Duration of response was defined as the time from the first observed complete response or partial response \[from the first post-baseline response assessment\] until the date of first progressive disease or death due to underlying cancer (primary reason for death=progressive disease), whichever occurred first. Only responders (patients with complete response \[CR\] or partial response \[PR\]) were included in the analysis of duration of response.
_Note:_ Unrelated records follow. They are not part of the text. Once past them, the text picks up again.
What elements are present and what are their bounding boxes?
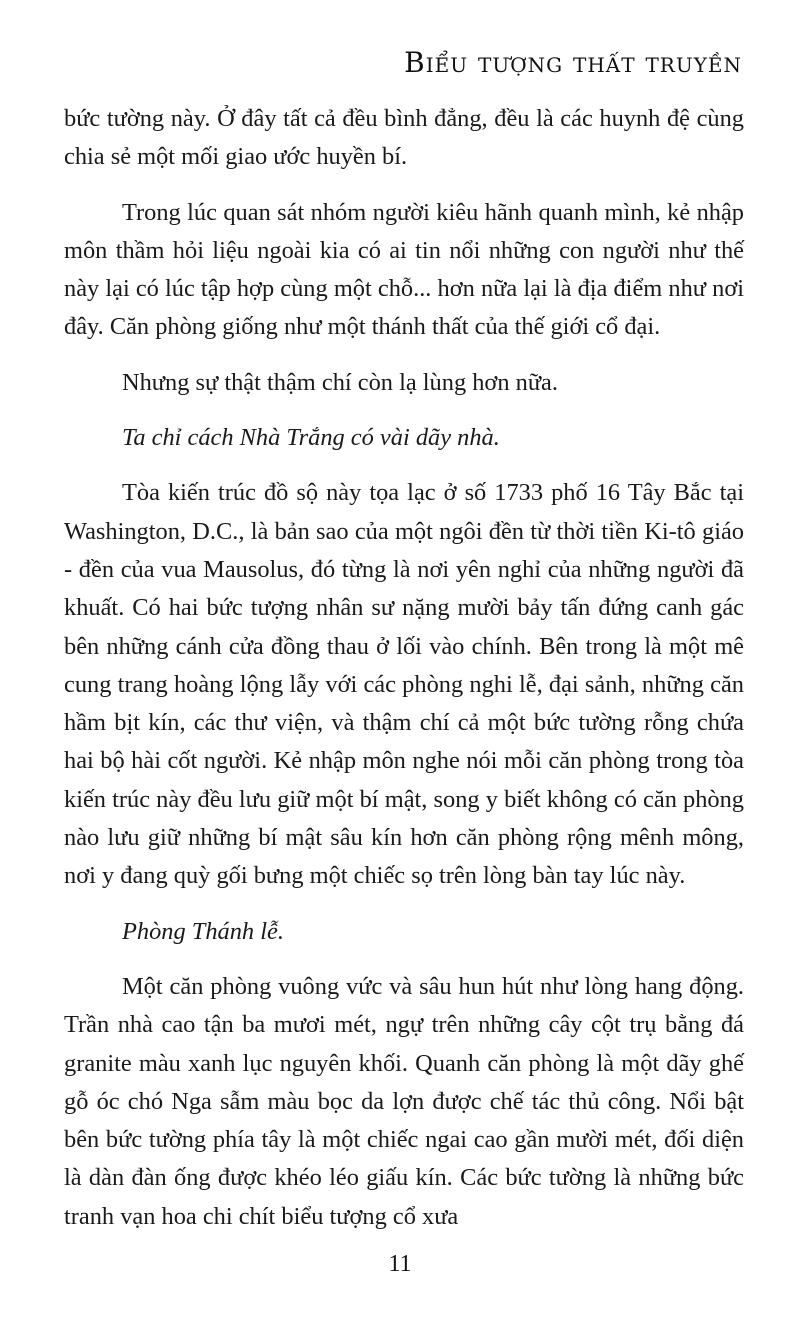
paragraph: Một căn phòng vuông vức và sâu hun hút như lòng hang động. Trần nhà cao tận ba mươi mét, ngự trên những cây cột trụ bằng đá granite màu xanh lục nguyên khối. Quanh căn phòng là một dãy ghế gỗ óc chó Nga sẫm màu bọc da lợn được chế tác thủ công. Nổi bật bên bức tường phía tây là một chiếc ngai cao gần mười mét, đối diện là dàn đàn ống được khéo léo giấu kín. Các bức tường là những bức tranh vạn hoa chi chít biểu tượng cổ xưa <box>64 972 744 1230</box>
body-text <box>64 100 744 1253</box>
paragraph: Nhưng sự thật thậm chí còn lạ lùng hơn nữa. <box>122 368 558 396</box>
paragraph: Trong lúc quan sát nhóm người kiêu hãnh quanh mình, kẻ nhập môn thầm hỏi liệu ngoài kia có ai tin nổi những con người như thế này lại có lúc tập hợp cùng một chỗ... hơn nữa lại là địa điểm như nơi đây. Căn phòng giống như một thánh thất của thế giới cổ đại. <box>64 198 744 341</box>
paragraph-italic: Ta chỉ cách Nhà Trắng có vài dãy nhà. <box>122 424 500 452</box>
page-number: 11 <box>388 1251 412 1277</box>
running-header-title: Biểu tượng thất truyền <box>404 46 742 79</box>
paragraph: Tòa kiến trúc đồ sộ này tọa lạc ở số 1733 phố 16 Tây Bắc tại Washington, D.C., là bản sao của một ngôi đền từ thời tiền Ki-tô giáo - đền của vua Mausolus, đó từng là nơi yên nghỉ của những người đã khuất. Có hai bức tượng nhân sư nặng mười bảy tấn đứng canh gác bên những cánh cửa đồng thau ở lối vào chính. Bên trong là một mê cung trang hoàng lộng lẫy với các phòng nghi lễ, đại sảnh, những căn hầm bịt kín, các thư viện, và thậm chí cả một bức tường rỗng chứa hai bộ hài cốt người. Kẻ nhập môn nghe nói mỗi căn phòng trong tòa kiến trúc này đều lưu giữ một bí mật, song y biết không có căn phòng nào lưu giữ những bí mật sâu kín hơn căn phòng rộng mênh mông, nơi y đang quỳ gối bưng một chiếc sọ trên lòng bàn tay lúc này. <box>64 479 744 890</box>
paragraph-continuation: bức tường này. Ở đây tất cả đều bình đẳng, đều là các huynh đệ cùng chia sẻ một mối giao ước huyền bí. <box>64 105 744 171</box>
paragraph-italic: Phòng Thánh lễ. <box>122 917 284 945</box>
Response defined by Lugano classification (see Outcome Measure 5). Patients with death not due to underling cancer (primary reason for death=adverse event \[AE\] or Other or Unknown) or who received new anti-cancer therapy other than SCT or discontinued from the study for other reason than progressive disease (PD) or who were lost to follow-up or reached the time point of analysis without a known record of progression or death had the duration of response censored at the date of last adequate disease assessment for response.
Time frame: Up to 2 years
Progression-free Survival (PFS).
The progression-free survival was defined as the time from first AUTO3 treatment until the first progression of disease or death from any cause, whichever occurred first. Patients who reached the time point of analysis without a known record of progression had the PFS censored at the date of last adequate disease assessment. Patients who received a new stem cell transplantation (SCT) were censored at the start date of this new SCT. Patients who received a new anti-cancer therapy or discontinued from the study for other reason than disease progression and who were lost to follow-up were censored at the date of last adequate disease assessment. Response defined by Lugano classification (see Outcome Measure 5).
Time frame: Up to 2 years
Overall Survival (OS).
Overall survival (OS) was defined as the time from the date of first AUTO3 treatment up to the date of death, regardless of cause of death. Patients alive at the time of the analysis had the OS censored at the date of last assessment when the patient was known alive.